You dumb fuck, he thinks, that’s the wrong guy. He watches as Parada squeezes his large body out of the car, straightens up and starts toward Poptop, and he watches as Fabián steps in the way and raises his AK. Callan stands straight up and yells, “NO!”

 

Leaps over the hood of the car and races toward Fabián, yelling, “FABIÁN, NO! THAT’S NOT HIM!”

 

Fabián glances over at Callan, and as he does Parada grabs the rifle and manages to turn the barrel down toward the ground, and now Fabián tries to lift it again and squeezes the trigger and the first shot hits Parada in the ankle and the next one in the knee but the adrenaline is coursing through Parada and he doesn’t even feel it, never mind let go of the gun.

 

Because he wants to live. Feels it now more strongly, more urgently than ever in his life. Feels that life is good, the air is sweet and there is so much he still has to do, wants to do. Wants to get to that dying young man and soothe his soul before he goes. Wants to listen to more jazz. Wants to see Nora smile. Wants another cigarette, another good meal. Wants to kneel in sweet, soft prayer to his Lord. But not walk with Him, not yet, too much to do, so he fights.
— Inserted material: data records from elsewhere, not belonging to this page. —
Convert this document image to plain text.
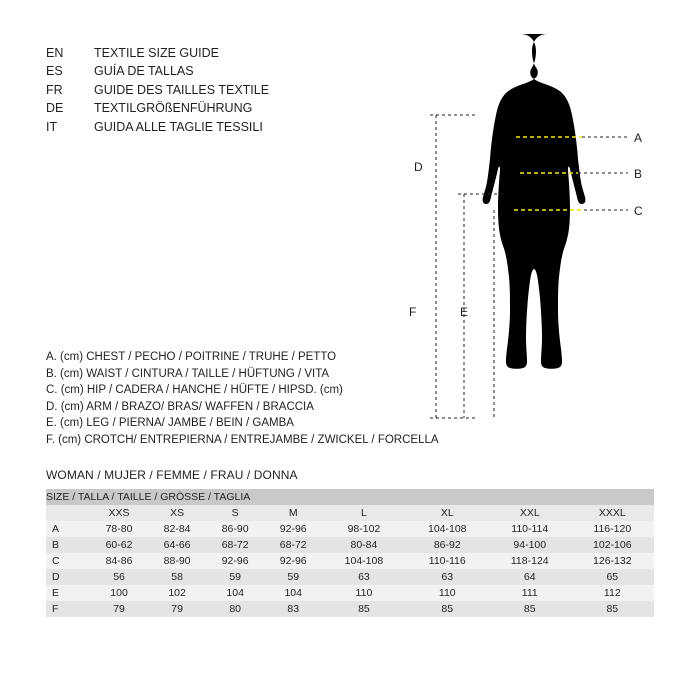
EN	TEXTILE SIZE GUIDE
ES	GUÍA DE TALLAS
FR	GUIDE DES TAILLES TEXTILE
DE	TEXTILGRÖßENFÜHRUNG
IT	GUIDA ALLE TAGLIE TESSILI
A
B
C
D
E
F
A. (cm) CHEST / PECHO / POITRINE / TRUHE / PETTO
B. (cm) WAIST / CINTURA / TAILLE / HÜFTUNG / VITA
C. (cm) HIP / CADERA / HANCHE / HÜFTE / HIPSD. (cm)
D. (cm) ARM / BRAZO/ BRAS/ WAFFEN / BRACCIA
E. (cm) LEG / PIERNA/ JAMBE / BEIN / GAMBA
F. (cm) CROTCH/ ENTREPIERNA / ENTREJAMBE / ZWICKEL / FORCELLA
WOMAN / MUJER / FEMME / FRAU / DONNA
SIZE / TALLA / TAILLE / GRÖSSE / TAGLIA								
	XXS	XS	S	M	L	XL	XXL	XXXL
A	78-80	82-84	86-90	92-96	98-102	104-108	110-114	116-120
B	60-62	64-66	68-72	68-72	80-84	86-92	94-100	102-106
C	84-86	88-90	92-96	92-96	104-108	110-116	118-124	126-132
D	56	58	59	59	63	63	64	65
E	100	102	104	104	110	110	111	112
F	79	79	80	83	85	85	85	85
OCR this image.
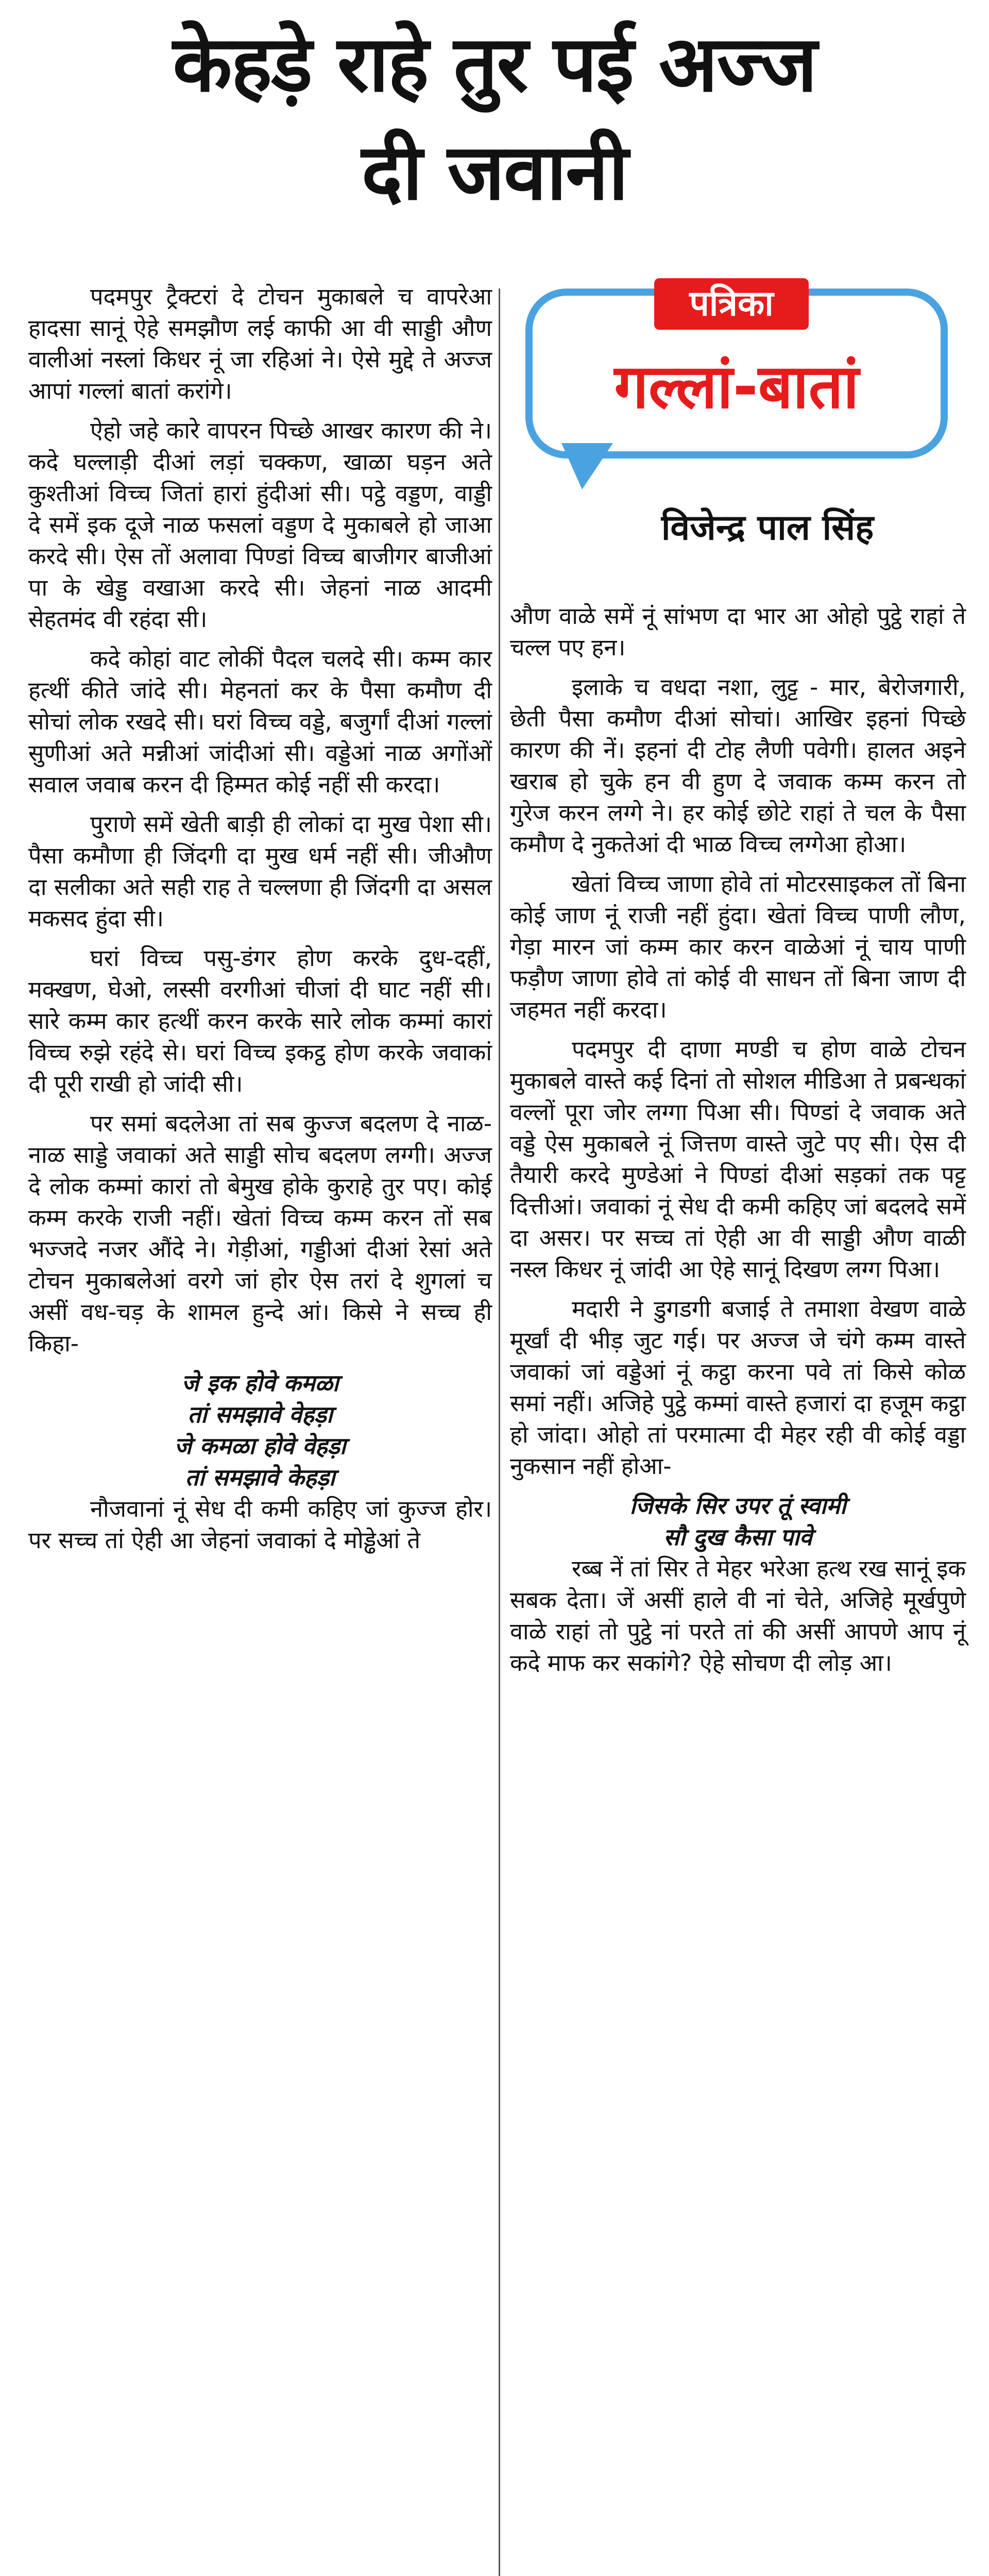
केहड़े राहे तुर पई अज्ज
दी जवानी

पदमपुर ट्रैक्टरां दे टोचन मुकाबले च वापरेआ हादसा सानूं ऐहे समझौण लई काफी आ वी साड्डी औण वालीआं नस्लां किधर नूं जा रहिआं ने। ऐसे मुद्दे ते अज्ज आपां गल्लां बातां करांगे।

ऐहो जहे कारे वापरन पिच्छे आखर कारण की ने। कदे घल्लाड़ी दीआं लड़ां चक्कण, खाळा घड़न अते कुश्तीआं विच्च जितां हारां हुंदीआं सी। पट्ठे वड्डण, वाड्डी दे समें इक दूजे नाळ फसलां वड्डण दे मुकाबले हो जाआ करदे सी। ऐस तों अलावा पिण्डां विच्च बाजीगर बाजीआं पा के खेड्ड वखाआ करदे सी। जेहनां नाळ आदमी सेहतमंद वी रहंदा सी।

कदे कोहां वाट लोकीं पैदल चलदे सी। कम्म कार हत्थीं कीते जांदे सी। मेहनतां कर के पैसा कमौण दी सोचां लोक रखदे सी। घरां विच्च वड्डे, बजुर्गां दीआं गल्लां सुणीआं अते मन्नीआं जांदीआं सी। वड्डेआं नाळ अगोंओं सवाल जवाब करन दी हिम्मत कोई नहीं सी करदा।

पुराणे समें खेती बाड़ी ही लोकां दा मुख पेशा सी। पैसा कमौणा ही जिंदगी दा मुख धर्म नहीं सी। जीऔण दा सलीका अते सही राह ते चल्लणा ही जिंदगी दा असल मकसद हुंदा सी।

घरां विच्च पसु-डंगर होण करके दुध-दहीं, मक्खण, घेओ, लस्सी वरगीआं चीजां दी घाट नहीं सी। सारे कम्म कार हत्थीं करन करके सारे लोक कम्मां कारां विच्च रुझे रहंदे से। घरां विच्च इकट्ठ होण करके जवाकां दी पूरी राखी हो जांदी सी।

पर समां बदलेआ तां सब कुज्ज बदलण दे नाळ-नाळ साड्डे जवाकां अते साड्डी सोच बदलण लग्गी। अज्ज दे लोक कम्मां कारां तो बेमुख होके कुराहे तुर पए। कोई कम्म करके राजी नहीं। खेतां विच्च कम्म करन तों सब भज्जदे नजर औंदे ने। गेड़ीआं, गड्डीआं दीआं रेसां अते टोचन मुकाबलेआं वरगे जां होर ऐस तरां दे शुगलां च असीं वध-चड़ के शामल हुन्दे आं। किसे ने सच्च ही किहा-

जे इक होवे कमळा

तां समझावे वेहड़ा

जे कमळा होवे वेहड़ा

तां समझावे केहड़ा

नौजवानां नूं सेध दी कमी कहिए जां कुज्ज होर। पर सच्च तां ऐही आ जेहनां जवाकां दे मोड्ढेआं ते

पत्रिका
गल्लां-बातां
विजेन्द्र पाल सिंह

औण वाळे समें नूं सांभण दा भार आ ओहो पुट्ठे राहां ते चल्ल पए हन।

इलाके च वधदा नशा, लुट्ट - मार, बेरोजगारी, छेती पैसा कमौण दीआं सोचां। आखिर इहनां पिच्छे कारण की नें। इहनां दी टोह लैणी पवेगी। हालत अइने खराब हो चुके हन वी हुण दे जवाक कम्म करन तो गुरेज करन लग्गे ने। हर कोई छोटे राहां ते चल के पैसा कमौण दे नुकतेआं दी भाळ विच्च लग्गेआ होआ।

खेतां विच्च जाणा होवे तां मोटरसाइकल तों बिना कोई जाण नूं राजी नहीं हुंदा। खेतां विच्च पाणी लौण, गेड़ा मारन जां कम्म कार करन वाळेआं नूं चाय पाणी फड़ौण जाणा होवे तां कोई वी साधन तों बिना जाण दी जहमत नहीं करदा।

पदमपुर दी दाणा मण्डी च होण वाळे टोचन मुकाबले वास्ते कई दिनां तो सोशल मीडिआ ते प्रबन्धकां वल्लों पूरा जोर लग्गा पिआ सी। पिण्डां दे जवाक अते वड्डे ऐस मुकाबले नूं जित्तण वास्ते जुटे पए सी। ऐस दी तैयारी करदे मुण्डेआं ने पिण्डां दीआं सड़कां तक पट्ट दित्तीआं। जवाकां नूं सेध दी कमी कहिए जां बदलदे समें दा असर। पर सच्च तां ऐही आ वी साड्डी औण वाळी नस्ल किधर नूं जांदी आ ऐहे सानूं दिखण लग्ग पिआ।

मदारी ने डुगडगी बजाई ते तमाशा वेखण वाळे मूर्खां दी भीड़ जुट गई। पर अज्ज जे चंगे कम्म वास्ते जवाकां जां वड्डेआं नूं कट्ठा करना पवे तां किसे कोळ समां नहीं। अजिहे पुट्ठे कम्मां वास्ते हजारां दा हजूम कट्ठा हो जांदा। ओहो तां परमात्मा दी मेहर रही वी कोई वड्डा नुकसान नहीं होआ-

जिसके सिर उपर तूं स्वामी

सौ दुख कैसा पावे

रब्ब नें तां सिर ते मेहर भरेआ हत्थ रख सानूं इक सबक देता। जें असीं हाले वी नां चेते, अजिहे मूर्खपुणे वाळे राहां तो पुट्ठे नां परते तां की असीं आपणे आप नूं कदे माफ कर सकांगे? ऐहे सोचण दी लोड़ आ।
Holds on to the gun barrel with his whole life.

 

Fabián lowers his head and lifts his foot and plants it right on the crucifix on Parada’s chest and kicks, sending the priest sprawling back against the car, and then Fabián lifts the gun’s barrel again and sends fifteen bullets smashing into Parada’s chest.

 

Parada feels his life draining out of him as his body slides down the side of the car.

 

Callan kneels down by the dying priest.

 

The man looks up at him and mumbles something Callan can’t make out.

 

“What?” Callan asks. “What did you say?”

 

“I forgive you,” Parada murmurs.

 

“What?”

 

“God forgives you.”

 

The priest starts to make the sign of the cross, then his hand drops and his body jerks and he’s gone.